Some current Visteon suppliers will lose business, she acknowledged.
'It's really going to change the way purchasing is run,' Marslender said. 'We're getting a little smarter, a little wiser.'
Using the Web to buy parts also elevates bidding activity to a global scale. Visteon was pleased to see Asian electronics companies in the auction because many are slashing prices on their products to cope with struggling economies in home markets.
Visteon plans to mount several more Web auctions for undisclosed commodity parts later this year. The company buys $8.5 billion in parts and supplies annually.
General Motors also has been buying parts via direct computer links to suppliers for about a year. Currently, GM makes 15 to 20 buys a month from suppliers with the help of a private online network. On Aug. 10, GM announced it would remake itself as an Internet company and expand vehicle communications with a new business unit called e-GM.
A total re-engineering of Visteon's computer infrastructure -designed with a possible spin-off from Ford in mind - has been in the works for more than a year.
Electronic commerce will help Visteon achieve its goal of expanding sales outside of Ford, Bent said.
Non-Ford customers currently account for 9 percent of Visteon' $18 billion in sales.
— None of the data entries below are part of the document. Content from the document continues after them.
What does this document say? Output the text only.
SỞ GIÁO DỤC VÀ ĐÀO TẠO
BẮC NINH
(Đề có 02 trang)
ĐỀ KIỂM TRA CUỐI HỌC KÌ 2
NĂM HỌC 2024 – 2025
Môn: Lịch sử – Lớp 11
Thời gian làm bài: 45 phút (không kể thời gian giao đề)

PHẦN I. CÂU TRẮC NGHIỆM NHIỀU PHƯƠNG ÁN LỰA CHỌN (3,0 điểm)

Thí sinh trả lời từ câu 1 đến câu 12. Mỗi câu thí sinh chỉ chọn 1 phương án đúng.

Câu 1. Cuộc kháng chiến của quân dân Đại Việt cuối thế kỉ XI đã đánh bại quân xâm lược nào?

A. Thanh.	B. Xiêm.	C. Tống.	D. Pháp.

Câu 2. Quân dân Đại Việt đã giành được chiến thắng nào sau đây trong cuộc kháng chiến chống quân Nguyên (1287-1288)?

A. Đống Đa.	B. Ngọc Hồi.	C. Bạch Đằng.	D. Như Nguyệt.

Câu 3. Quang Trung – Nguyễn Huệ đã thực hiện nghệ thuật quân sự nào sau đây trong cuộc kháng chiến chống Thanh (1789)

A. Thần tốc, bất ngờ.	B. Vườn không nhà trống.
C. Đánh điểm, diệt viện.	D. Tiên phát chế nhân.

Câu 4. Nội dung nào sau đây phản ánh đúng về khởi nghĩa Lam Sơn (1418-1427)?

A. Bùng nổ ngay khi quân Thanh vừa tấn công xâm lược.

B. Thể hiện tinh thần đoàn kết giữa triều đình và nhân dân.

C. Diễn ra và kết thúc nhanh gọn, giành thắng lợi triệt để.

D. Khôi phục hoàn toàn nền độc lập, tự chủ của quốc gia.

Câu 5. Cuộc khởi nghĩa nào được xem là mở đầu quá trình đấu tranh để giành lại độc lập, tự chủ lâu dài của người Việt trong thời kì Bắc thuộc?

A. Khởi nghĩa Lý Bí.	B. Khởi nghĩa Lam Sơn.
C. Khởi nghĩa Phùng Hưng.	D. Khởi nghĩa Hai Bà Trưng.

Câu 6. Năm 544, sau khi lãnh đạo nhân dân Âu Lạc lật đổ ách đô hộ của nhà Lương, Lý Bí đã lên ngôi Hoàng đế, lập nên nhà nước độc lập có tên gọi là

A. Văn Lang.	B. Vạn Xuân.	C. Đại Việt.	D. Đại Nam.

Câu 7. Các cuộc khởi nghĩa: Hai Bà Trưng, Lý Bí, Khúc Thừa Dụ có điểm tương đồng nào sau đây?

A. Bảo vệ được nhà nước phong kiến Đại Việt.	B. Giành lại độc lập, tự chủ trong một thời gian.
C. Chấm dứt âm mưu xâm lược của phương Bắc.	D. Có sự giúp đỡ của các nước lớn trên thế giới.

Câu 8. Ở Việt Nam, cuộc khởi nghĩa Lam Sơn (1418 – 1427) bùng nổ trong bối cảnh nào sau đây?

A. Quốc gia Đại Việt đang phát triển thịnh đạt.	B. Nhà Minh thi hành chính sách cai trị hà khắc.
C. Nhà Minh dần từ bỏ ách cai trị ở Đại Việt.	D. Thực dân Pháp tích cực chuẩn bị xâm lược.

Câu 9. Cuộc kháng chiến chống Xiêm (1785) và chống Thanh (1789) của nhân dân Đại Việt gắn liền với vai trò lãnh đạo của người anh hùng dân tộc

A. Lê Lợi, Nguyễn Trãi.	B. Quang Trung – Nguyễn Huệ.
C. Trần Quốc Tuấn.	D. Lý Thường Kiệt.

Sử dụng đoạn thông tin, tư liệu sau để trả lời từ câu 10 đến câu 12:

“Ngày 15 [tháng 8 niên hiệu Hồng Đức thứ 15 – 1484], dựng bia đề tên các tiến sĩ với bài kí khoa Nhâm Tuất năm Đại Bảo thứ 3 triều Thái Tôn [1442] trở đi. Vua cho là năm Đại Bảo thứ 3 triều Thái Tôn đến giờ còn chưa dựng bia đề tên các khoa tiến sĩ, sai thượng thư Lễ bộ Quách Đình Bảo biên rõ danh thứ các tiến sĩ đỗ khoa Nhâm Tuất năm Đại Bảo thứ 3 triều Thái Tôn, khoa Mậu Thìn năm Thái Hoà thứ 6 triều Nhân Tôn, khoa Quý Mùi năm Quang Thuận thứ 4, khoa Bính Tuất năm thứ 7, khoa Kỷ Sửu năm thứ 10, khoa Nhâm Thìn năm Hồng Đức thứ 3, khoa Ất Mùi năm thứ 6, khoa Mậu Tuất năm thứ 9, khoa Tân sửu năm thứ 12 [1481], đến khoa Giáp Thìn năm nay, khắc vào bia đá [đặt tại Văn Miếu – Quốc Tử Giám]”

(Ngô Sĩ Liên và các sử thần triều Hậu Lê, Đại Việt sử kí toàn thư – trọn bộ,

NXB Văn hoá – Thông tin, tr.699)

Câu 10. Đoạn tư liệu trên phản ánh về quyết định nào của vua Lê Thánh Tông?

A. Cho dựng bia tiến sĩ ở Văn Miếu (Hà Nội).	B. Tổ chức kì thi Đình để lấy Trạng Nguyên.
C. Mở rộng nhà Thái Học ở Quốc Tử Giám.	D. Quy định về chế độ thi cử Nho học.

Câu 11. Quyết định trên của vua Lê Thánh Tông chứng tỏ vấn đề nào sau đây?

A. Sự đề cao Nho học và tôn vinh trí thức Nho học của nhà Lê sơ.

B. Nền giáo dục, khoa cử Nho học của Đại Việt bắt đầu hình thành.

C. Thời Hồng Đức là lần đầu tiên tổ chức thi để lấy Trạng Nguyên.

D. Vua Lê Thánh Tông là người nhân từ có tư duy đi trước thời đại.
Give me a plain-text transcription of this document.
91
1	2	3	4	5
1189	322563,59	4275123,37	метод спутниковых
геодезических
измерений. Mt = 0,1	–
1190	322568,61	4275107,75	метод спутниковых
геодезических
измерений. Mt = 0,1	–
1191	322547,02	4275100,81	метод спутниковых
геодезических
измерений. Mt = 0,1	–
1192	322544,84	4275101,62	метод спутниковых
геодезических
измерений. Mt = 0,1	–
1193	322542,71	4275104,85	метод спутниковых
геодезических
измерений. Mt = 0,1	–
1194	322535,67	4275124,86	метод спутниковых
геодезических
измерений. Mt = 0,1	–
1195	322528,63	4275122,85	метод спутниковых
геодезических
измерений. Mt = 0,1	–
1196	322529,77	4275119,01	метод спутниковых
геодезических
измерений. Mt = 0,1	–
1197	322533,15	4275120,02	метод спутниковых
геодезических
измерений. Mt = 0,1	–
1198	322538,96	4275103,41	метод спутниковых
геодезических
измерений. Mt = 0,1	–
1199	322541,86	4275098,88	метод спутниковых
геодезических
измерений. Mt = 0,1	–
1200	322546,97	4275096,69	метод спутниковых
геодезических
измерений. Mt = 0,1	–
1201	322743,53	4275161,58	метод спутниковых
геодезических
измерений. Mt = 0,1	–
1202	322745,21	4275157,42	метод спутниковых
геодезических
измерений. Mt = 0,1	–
Visteon wants to expand that business to at least 20 percent by 2002.
During the next three years, the eVisteon electronic commerce program will spread throughout the company's original-equipment business, a global network of 77 manufacturing plants and joint venture operations.
The company is using business management software from SAP AG, e-commerce tools from Sun Microsystems Inc. and Netscape browser software from America Online Inc.
Software for the printed circuit board auction was supplied by A.T. Kearney Inc.
Earlier this month, Visteon began moving business customers at its Carlite Automotive Glass unit to the Web. Aftermarket glass installers that once depended on the telephone and fax now may use a Web connection to order Visteon replacement windows from an online catalog.
By combining internal systems with Web connections to the marketplace, Bent said, Visteon is creating a new 'digital nervous system' that will be much more responsive to its customers and suppliers.